Cependant nous y sommes obligés et nous ne devons pas avoir l'air de manquer à nos engagements. Nous serions donc placés dans une alternative bien triste si l'Autriche elle-même ne semblait pas déjà nous inviter de ne point rompre toute négociation. Or en réfléchissant aujourd'hui à cette situation, je me disais: ne pourrait-on pas répondre à l'Autriche ceci: La prise de Kars a tant soit peu changé nos situations; puisque la Russie consent à évacuer toute l'Asie Mineure nous nous bornons à demander pour la Turquie, au lieu de la rectification de frontière, les places fortes formant tête de pont sur le Danube, tels que Ismail et Kilia. Pour nous, nous demandons en fait de conditions particulières, l'engagement de ne point rétablir les forts des îles d'Aland et une amnistie pour les Tartares. Mon sentiment est qu'à ces conditions-là la paix serait très désirable; car sans cela je ne puis pas m'empêcher de redouter l'opinion publique quand elle me dira: "Vous aviez obtenu le but réel de la guerre, Aland était tombé et ne pouvait plus se relever, Sebastopol avait eu le même sort, la flotte Russe était anéantie, et la Russie promettait non seulement de ne plus la faire reparaître dans la Mer Noire, mais même de ne plus avoir d'arsenaux maritimes sur toutes ses rives; la Russie abandonnait ses conquêtes dans l'Asie Mineure, elle abandonnait son protectorat dans les principautés, son action sur le cours du Danube, son influence sur ces correligionnaires sujets du Sultan, etc., etc. Vous aviez obtenu tout cela non sans d'immenses sacrifices et cependant vous allez les continuer, compromettre les finances de la France, répandre ses trésors et son sang et pourquoi: pour obtenir quelques landes de la Bessarabie!!!"

THE EMPEROR AND PEACE

Voilà, Madame, les réflexions qui me préoccupent; car autant je me sens de force quand je crois être dans le vrai pour inculquer mes idées à mon pays et pour lui faire partager ma persuasion, autant je me sentirais faible si je n'étais pas sûr d'avoir raison ni de faire mon devoir.

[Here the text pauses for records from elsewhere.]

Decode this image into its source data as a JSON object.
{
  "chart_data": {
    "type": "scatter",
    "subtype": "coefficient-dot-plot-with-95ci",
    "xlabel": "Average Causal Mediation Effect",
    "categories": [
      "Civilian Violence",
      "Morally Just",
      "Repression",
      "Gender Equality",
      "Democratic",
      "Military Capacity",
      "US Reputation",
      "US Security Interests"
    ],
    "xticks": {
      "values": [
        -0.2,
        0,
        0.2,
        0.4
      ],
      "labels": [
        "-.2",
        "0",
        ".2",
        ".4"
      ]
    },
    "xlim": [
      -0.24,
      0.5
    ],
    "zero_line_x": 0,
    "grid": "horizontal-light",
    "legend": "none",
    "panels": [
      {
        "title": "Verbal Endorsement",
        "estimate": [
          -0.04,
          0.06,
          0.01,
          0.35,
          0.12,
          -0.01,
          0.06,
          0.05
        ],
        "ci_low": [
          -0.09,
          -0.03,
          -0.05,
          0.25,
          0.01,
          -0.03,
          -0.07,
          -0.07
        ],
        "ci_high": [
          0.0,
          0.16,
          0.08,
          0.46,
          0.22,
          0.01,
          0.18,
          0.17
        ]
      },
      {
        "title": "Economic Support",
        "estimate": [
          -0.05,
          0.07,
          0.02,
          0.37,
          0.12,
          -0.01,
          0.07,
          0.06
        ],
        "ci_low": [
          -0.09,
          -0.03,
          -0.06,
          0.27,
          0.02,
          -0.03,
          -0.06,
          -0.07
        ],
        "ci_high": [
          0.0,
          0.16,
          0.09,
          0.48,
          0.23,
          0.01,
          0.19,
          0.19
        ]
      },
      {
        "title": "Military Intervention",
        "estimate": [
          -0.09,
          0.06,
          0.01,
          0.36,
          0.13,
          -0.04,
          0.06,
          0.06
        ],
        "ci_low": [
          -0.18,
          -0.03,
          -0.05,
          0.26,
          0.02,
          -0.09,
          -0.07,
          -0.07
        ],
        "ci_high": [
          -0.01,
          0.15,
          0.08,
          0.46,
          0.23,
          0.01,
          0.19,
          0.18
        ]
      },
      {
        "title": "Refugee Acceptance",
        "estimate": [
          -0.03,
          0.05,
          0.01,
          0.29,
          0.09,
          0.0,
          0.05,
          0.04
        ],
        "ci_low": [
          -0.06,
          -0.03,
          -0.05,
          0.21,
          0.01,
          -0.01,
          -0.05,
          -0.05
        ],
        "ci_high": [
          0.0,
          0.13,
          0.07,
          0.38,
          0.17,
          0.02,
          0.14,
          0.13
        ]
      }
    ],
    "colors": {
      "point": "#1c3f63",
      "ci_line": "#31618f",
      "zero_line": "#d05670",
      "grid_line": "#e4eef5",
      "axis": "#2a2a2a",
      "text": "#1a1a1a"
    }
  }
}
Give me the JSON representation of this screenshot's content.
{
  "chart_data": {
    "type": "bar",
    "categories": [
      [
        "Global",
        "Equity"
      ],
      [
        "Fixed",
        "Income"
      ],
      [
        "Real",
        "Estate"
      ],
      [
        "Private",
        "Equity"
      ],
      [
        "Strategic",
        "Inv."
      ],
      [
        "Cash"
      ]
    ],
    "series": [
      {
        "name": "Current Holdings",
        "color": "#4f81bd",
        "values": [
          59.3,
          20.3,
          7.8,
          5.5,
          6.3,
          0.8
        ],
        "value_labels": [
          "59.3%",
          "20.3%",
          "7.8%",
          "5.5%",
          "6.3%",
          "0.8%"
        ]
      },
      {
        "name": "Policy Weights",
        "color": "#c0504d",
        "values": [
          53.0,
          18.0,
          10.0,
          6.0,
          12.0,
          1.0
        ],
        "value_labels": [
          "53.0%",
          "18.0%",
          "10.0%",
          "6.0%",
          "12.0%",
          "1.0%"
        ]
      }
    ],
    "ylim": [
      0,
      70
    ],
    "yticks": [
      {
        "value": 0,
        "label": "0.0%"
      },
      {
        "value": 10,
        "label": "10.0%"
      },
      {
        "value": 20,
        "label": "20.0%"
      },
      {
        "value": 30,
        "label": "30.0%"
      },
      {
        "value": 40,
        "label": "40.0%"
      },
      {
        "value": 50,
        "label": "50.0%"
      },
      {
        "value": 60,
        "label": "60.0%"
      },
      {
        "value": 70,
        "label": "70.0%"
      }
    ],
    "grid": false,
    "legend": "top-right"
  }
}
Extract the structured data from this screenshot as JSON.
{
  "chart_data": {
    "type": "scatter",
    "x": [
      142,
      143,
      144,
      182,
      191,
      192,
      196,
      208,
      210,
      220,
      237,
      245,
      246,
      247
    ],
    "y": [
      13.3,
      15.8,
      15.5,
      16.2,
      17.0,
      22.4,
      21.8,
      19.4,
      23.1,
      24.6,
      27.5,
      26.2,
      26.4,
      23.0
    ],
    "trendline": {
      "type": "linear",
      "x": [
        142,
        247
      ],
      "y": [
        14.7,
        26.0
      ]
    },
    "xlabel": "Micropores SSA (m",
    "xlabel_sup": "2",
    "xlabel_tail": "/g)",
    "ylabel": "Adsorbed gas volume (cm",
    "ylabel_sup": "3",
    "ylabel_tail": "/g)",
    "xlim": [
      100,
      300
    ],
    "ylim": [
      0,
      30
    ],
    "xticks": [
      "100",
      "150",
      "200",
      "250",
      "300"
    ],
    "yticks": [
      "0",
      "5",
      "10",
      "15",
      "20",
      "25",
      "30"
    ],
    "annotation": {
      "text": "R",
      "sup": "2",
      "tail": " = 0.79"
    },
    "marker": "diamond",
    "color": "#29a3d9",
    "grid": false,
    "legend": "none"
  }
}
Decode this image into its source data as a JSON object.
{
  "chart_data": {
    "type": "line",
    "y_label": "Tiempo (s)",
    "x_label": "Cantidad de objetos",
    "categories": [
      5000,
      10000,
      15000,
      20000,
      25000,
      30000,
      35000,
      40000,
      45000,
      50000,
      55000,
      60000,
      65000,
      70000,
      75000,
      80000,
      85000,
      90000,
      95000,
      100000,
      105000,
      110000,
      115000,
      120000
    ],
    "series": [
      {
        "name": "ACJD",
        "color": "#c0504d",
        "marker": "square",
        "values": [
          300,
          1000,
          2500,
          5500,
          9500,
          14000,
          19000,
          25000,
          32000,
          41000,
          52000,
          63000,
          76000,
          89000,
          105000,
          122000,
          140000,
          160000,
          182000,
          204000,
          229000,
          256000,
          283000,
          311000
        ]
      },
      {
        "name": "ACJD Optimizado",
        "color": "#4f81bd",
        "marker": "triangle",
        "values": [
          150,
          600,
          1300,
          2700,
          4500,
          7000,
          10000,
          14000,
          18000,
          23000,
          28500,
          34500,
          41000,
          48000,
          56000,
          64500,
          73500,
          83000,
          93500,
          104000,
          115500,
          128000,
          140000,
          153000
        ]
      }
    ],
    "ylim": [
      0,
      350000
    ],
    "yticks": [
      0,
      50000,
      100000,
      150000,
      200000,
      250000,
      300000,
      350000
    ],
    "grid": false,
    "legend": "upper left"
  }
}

Mais ainsi que je l'ai dit en commençant à votre Majesté je n'ai communiqué ma première impression qu'au Duc de Cambridge, et autour de moi au contraire j'ai dit qu'il fallait continuer la guerre. J'espère que votre Majesté accueillera avec bonté cette lettre écrite à la hâte et qu'elle y verra une nouvelle preuve de mon désir de m'entendre toujours avec elle avant de prendre une résolution. En remerciant votre Majesté de l'aimable lettre que S.A.R. le Duc de Cambridge m'a remise de sa part, je la prie de recevoir la nouvelle assurance de mes sentiments de tendre et respectueux attachement avec lesquels je suis de votre Majesté, le bon frère et ami,

Napoleon.

Je remercie bien le Prince Arthur de son bon souvenir.

Queen Victoria to the Earl of Clarendon.

Windsor Castle, 15th January 1856.

... The Queen will send her letter to the Emperor this evening for transmission to Paris. She will enclose it open to Lord Clarendon, who will seal and send it after having read it.

The Queen cannot conceal from Lord Clarendon what her own feelings and wishes at this moment are. They cannot be for peace now, for she is convinced that this country would not stand in the eyes of Europe as she ought, and as the Queen is convinced she would after this year's campaign. The honour and glory of her dear Army is as near her heart as almost anything, and she cannot bear the thought that "the failure on the Redan" should be our last fait d'Armes, and it would cost her more than words can express to conclude a peace with this as the end. However, what is best and wisest must be done.